I was just reading in the June Success magazine about Steven Jobs. They ran a little time line on him. Listen to this:
- Born in 1955 – adopted by Paul and Clara Jobs.
- 1970 – 1971. Meets future business partner Steve Wozniak. Works at Hewlett Packard. Graduates in 1972, starts college and drops out.
- 1976 creates the rudimentary Apple 1 computer.
- 1977 introduces Apple II, one of the first successful personal computers.
- 1984 releases the Macintosh with graphical user interface.
- 1985 a power struggle with John Sculley, CEO of apple results in Jobs’ departure.
- 1986 Jobs founds NeXT computer hardware. Buys Pixar from George Lucas for less than $10,000,000.00.
- 1990 Apple buys NeXT and Jobs returns to apple at the helm.
- 2001 releases the iPod.
- 2005 video iPod and iPod shuffle are released.
- 2006 Disney buys Pixar making Jobs Disney’s largest shareholder.

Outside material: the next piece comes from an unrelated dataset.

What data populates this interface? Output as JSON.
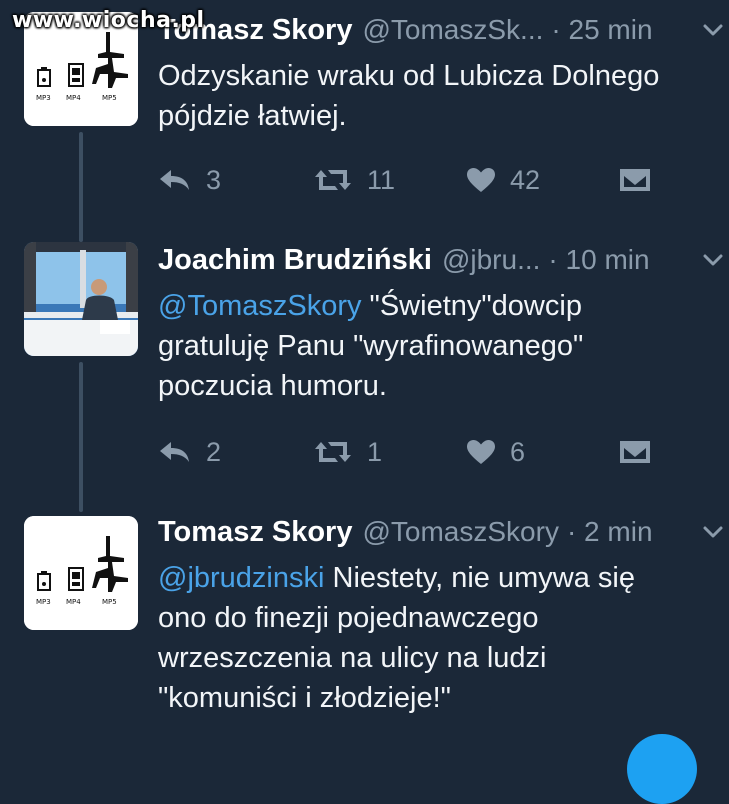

- 2007 Apple unveils the iPhone, an internet and multimedia enabled smartphone. The iPod Touch music player comes out.
- 2009 Apple releases the iPhone 3GS, the newest, fastest and most powerful iPhone to date.
- 2010 Apple launches the iPad tablet computer (by the way, they sell 2,000,000 of these things every two months.)
- 2011 – ??? Well, we’ll just have to wait and see, won’t we.
Do you get the picture? Look at all of the opportunities he had to “quit” or to give up. I mean, how would you like to be pushed out of your own company? He could have gotten a lot of sympathy mileage out of that. He was also adopted. He certainly could have felt bad about that if he had chosen to. What did he do instead? He never stopped doing what he was created to do – create and invent. He let nothing stand in his way. When the chips seemed down he saw a new way to create something better. Truly an inspirational life. Here are a few of his favorite quotes:
“Be a yardstick of quality. Some people aren’t used to an environment where excellence is expected.”
“Innovation distinguishes between a leader and a follower”.
“He sees what should be before others”.
“You can’t just ask customers what they want and then try to give that to them. By the time you get it built, they’ll want something new”.